Yea, though the ministry made way for Motown, Stevie Wonder, like many artists, is still sometimes beset by the Pharisees.
A lot of them didn't like "Journey Through the Life of the Plants," cosmic "think stuff" that sold a million albums in America and quickly cleared the shelves in Europe.
"I basically say a lot of critics are frustrated musicians ..." Wonder smiled. "They stereotype and categorize, and they say, "Well, this is what is supposed to be."
"What happens when it's something different — it's like brushing their feathers. 'Oh, my God, it's supposed to be over here; it's not supposed to be over there.' "
WONDER SAID that while he was working on far-out stuff in "Plants," he gave one of his more conventional songs to Jermaine Jackson so that people wouldn't think he'd abandoned his bread-and-butter fare.
"It was called, 'Let's Get Serious,' a kind of uptempo rhythm and blues pop song and I was happy with it," Wonder recalled.
"... I really wanted to (record) it myself."
Then he thought: What about those critics, the ones who would write, "Oh, my God, what's happened to Wonder?

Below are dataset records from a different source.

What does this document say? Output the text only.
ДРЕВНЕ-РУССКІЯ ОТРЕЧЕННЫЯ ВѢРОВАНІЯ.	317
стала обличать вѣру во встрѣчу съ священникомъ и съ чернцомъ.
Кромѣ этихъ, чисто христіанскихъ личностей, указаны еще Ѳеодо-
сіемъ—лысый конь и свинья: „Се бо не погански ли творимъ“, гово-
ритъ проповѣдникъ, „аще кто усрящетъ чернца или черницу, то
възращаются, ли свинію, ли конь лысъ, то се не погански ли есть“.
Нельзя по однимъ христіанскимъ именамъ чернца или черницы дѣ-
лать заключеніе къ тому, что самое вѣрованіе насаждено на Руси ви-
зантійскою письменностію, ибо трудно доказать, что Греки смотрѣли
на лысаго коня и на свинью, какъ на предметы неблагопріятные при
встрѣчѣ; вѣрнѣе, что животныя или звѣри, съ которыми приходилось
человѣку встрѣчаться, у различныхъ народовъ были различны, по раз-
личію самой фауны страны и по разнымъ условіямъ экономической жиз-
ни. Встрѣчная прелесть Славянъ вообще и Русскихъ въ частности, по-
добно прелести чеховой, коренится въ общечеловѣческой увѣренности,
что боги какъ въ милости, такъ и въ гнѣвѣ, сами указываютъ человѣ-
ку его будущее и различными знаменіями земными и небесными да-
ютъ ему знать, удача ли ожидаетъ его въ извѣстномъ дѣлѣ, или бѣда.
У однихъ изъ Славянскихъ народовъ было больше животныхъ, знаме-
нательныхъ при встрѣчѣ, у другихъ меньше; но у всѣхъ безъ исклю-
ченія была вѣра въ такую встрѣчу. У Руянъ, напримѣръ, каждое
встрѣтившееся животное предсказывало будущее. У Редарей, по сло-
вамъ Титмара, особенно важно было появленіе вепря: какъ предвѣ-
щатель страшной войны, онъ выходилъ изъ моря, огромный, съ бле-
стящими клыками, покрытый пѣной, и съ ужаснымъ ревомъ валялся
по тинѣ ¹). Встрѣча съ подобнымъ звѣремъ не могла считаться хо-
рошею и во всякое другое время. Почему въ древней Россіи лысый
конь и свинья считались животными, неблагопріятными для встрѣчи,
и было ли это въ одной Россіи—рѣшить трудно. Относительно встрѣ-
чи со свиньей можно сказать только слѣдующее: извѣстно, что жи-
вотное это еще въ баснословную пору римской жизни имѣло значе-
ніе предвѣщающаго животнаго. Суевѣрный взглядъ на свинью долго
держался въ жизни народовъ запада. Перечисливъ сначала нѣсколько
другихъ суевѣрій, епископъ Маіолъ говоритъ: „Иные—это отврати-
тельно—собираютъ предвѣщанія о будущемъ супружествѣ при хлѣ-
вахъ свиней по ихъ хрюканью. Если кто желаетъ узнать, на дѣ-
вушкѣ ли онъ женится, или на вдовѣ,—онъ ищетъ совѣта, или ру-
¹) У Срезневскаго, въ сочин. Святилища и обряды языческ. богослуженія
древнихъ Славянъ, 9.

He's gone nuts. He thinks he can talk to plants now."
"And what happened, I said, 'I'll give this sucker to him, I'll will this song to Jermaine.' People will know there's still this other (not-so-far-out) vibe."
Despite that concession to critics, Wonder said, he could care less about them.
"You know, I don't mind, it really doesn't bother me," he said of the printed barbs. "I've become kind of amused by the various things written about me."